From 1903 to 1905 Harrie served in the Royal Naval Volunteer Reserve, Colonial Division, based at Cape Town. During 1904/05 he played representative cricket for Western Province in South Africa, scoring 63 runs for them in that season over 4 innings. (source ESPN and Wisdens).
The family settled in New South Wales and Harrie found work as a mine manager. In 1917 he was bankrupted however by 1929 he was an owner of Sydney Velodromes Limited, promoting car and bike racing.
He enlisted for WW2 in February 1942 stating that he was born in 1884 and was working as a company manager. Whilst he was not truthful about his age he did declare his previous military service as South African forces and later AIF. By this stage he was living in Hawthorn, Victoria. He was posted to the Volunteer Defence Corps initially as a Private but in acknowledgement of his former commission he was promoted to Warrant Officer Class II and assigned the service number V350735. Due to his age his service wasn’t productive and 2 years later he was discharged because of his advanced age related issues and lack of specialist potential.
His son and namesake served as a Sergeant in 2/6 Field Regiment and the Middle East during WW2. His other son Richard was a Captain in 2/4 Light AA Regt AIF in Crete and the Middle East
Harrie Clark Coggins died at Eastwood, New South Wales on 2 July 1960 aged 84
His QSA with clasps for CC, Rhodesia, OFS and Transvaal is engraved in large block letters in the style referred to in “Australians Awarded: 2nd Edition as being unique to South Australians. The medal is named “LIET H.C.COGGINS NSW 3RD :IB”.
At the Noble sale was a DCM and QSA pair to Sergeant Knapman, a member of the South Australian MR who won the DCM as a machine gunner. His QSA was named in the style referred to in the above book and was in every way identical to the style of the Coggins QSA. Quite simply, they were done for all intents and purposes by the same hand. We know the one with the DCM is genuine, so by default this one would seem genuine as well. Why was it named in South Australia? Or, were the hand engraved South Australia issues named elsewhere and sent to South Australia?
Oddly Nobles sold a QSA with the same bars to Coggins impressed as a Sergeant NSW Bushmen in 1994. Did that medal ever make its way to him in South Africa and perhaps that is why his QSA is hand engraved. Or perhaps it was rejected by him due to the non commissioned rank. This pair first surfaced at Nobles in 2012 and was sold for $1500 plus premium to G Otypka. It was offered at Nobles in late 2022, early 2023 and returned and then purchased by me for $1000 plus premium (probably about the value of the KSA on its own)

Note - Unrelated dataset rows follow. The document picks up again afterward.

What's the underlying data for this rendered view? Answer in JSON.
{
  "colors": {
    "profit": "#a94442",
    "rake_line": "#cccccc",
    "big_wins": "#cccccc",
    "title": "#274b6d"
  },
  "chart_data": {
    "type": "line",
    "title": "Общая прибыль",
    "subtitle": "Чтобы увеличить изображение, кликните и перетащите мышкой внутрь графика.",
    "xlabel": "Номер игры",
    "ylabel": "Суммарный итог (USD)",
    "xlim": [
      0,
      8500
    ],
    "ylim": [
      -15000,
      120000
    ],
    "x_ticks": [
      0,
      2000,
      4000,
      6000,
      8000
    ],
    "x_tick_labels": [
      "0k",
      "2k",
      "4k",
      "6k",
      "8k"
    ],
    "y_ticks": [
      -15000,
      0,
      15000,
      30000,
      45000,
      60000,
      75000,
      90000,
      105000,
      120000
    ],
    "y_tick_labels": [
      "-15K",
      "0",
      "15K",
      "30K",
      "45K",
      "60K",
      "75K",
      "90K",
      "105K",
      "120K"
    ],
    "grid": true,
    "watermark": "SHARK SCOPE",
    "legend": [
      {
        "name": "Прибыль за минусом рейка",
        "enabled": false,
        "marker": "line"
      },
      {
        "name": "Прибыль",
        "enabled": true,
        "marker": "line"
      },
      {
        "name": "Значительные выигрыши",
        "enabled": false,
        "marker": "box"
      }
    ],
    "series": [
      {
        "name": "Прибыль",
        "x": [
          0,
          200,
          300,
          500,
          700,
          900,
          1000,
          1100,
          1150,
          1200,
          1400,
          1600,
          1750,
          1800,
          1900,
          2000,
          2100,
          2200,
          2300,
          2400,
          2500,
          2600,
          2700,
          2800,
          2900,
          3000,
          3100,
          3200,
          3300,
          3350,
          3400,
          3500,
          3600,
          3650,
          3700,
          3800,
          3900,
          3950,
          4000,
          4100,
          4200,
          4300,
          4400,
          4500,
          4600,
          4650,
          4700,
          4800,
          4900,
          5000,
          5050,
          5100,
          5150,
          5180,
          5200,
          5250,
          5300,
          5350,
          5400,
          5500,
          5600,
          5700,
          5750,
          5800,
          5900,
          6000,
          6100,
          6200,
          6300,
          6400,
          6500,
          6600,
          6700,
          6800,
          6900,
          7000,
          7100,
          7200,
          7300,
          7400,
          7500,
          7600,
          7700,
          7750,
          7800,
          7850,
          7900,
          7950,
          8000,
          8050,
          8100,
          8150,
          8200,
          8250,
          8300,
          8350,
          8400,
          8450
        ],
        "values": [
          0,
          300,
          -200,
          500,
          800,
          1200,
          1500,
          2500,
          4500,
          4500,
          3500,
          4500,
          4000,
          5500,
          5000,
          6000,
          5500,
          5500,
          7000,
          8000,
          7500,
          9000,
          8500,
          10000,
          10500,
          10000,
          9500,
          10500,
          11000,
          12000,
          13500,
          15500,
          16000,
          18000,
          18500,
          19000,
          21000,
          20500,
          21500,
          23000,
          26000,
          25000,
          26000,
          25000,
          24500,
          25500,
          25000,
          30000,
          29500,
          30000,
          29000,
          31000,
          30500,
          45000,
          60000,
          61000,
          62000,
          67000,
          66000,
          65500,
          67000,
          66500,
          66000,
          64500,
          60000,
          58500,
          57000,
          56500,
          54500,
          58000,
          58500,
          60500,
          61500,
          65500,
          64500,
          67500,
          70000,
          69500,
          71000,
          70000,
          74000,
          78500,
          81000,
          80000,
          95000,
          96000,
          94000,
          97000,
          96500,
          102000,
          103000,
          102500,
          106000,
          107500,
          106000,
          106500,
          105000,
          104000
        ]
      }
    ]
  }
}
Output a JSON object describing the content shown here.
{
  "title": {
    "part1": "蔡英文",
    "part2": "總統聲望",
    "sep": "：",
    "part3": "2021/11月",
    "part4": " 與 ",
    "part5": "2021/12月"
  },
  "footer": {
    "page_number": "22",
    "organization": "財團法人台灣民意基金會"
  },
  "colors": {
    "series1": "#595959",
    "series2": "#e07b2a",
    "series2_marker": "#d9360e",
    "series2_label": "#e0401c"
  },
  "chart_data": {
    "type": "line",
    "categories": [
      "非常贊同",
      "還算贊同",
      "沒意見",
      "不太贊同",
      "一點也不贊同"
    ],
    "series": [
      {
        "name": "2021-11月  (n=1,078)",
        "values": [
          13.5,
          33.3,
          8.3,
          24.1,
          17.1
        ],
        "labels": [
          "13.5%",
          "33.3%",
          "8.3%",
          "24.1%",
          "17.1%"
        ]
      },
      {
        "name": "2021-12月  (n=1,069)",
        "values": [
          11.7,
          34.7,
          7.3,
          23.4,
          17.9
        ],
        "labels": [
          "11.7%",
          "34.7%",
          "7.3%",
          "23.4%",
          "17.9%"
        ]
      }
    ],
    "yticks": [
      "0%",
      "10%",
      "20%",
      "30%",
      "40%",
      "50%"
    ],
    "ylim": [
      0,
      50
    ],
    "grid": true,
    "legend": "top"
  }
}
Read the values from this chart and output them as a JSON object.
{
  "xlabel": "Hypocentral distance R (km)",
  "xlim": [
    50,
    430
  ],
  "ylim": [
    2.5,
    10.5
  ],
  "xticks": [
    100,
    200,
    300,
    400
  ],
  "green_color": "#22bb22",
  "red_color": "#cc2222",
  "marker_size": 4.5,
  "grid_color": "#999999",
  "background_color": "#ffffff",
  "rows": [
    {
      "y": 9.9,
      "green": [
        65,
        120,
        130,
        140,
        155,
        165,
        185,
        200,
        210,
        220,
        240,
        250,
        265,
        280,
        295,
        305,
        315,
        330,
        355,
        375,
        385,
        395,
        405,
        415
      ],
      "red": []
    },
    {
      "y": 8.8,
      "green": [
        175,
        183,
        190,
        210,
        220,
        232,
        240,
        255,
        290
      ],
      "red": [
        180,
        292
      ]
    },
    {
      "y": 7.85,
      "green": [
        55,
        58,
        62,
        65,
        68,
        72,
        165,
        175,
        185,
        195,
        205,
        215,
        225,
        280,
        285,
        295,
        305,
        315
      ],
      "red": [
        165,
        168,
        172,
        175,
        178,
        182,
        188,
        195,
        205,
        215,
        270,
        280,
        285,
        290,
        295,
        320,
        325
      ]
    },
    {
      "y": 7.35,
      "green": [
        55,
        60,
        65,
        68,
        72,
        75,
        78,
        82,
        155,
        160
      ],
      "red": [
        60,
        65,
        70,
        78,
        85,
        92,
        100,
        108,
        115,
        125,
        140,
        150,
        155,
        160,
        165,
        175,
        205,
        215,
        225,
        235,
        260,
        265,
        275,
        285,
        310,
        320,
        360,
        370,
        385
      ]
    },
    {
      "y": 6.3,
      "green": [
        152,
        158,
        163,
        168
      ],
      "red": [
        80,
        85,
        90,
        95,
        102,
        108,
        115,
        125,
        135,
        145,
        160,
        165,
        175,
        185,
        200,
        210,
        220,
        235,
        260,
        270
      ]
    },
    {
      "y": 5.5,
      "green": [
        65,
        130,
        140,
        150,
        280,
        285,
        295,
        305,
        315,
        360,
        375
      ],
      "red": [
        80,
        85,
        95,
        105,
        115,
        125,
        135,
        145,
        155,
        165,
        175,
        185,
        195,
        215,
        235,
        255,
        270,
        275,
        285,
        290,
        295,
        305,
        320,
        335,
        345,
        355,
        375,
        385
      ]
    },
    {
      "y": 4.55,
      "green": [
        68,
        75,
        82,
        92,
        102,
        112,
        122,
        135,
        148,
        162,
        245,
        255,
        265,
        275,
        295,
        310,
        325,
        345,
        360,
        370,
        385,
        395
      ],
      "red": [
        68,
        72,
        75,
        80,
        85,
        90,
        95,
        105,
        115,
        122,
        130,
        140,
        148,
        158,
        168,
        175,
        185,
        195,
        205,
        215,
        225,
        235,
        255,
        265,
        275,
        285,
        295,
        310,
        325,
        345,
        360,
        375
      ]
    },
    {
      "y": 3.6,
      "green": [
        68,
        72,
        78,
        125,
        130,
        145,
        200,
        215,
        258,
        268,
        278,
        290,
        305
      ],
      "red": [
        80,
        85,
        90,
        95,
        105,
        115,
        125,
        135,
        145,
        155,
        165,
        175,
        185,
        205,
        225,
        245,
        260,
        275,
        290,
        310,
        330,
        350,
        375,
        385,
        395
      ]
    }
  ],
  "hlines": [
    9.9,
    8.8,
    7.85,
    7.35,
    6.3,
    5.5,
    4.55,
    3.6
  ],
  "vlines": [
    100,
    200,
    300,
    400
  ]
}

The pair have the same wear, the same lengths of old ribbons, the same silver polish marks on the ribbons, and I would confidently state that they have been a pair for well over 100 years.
Is it ever going to be as a highly regarded as a doubly impressed pair to another Australian Regiment, probably not but then all officers QSAs are engraved. Is it an interesting set that I have redeemed and given some history back to – I am inclined to think so.
There were 640 KSAs to Australians, 207 to the 3rd NSW IB. The KSA is impressed LIEUT: H C COGGINS NSW IB.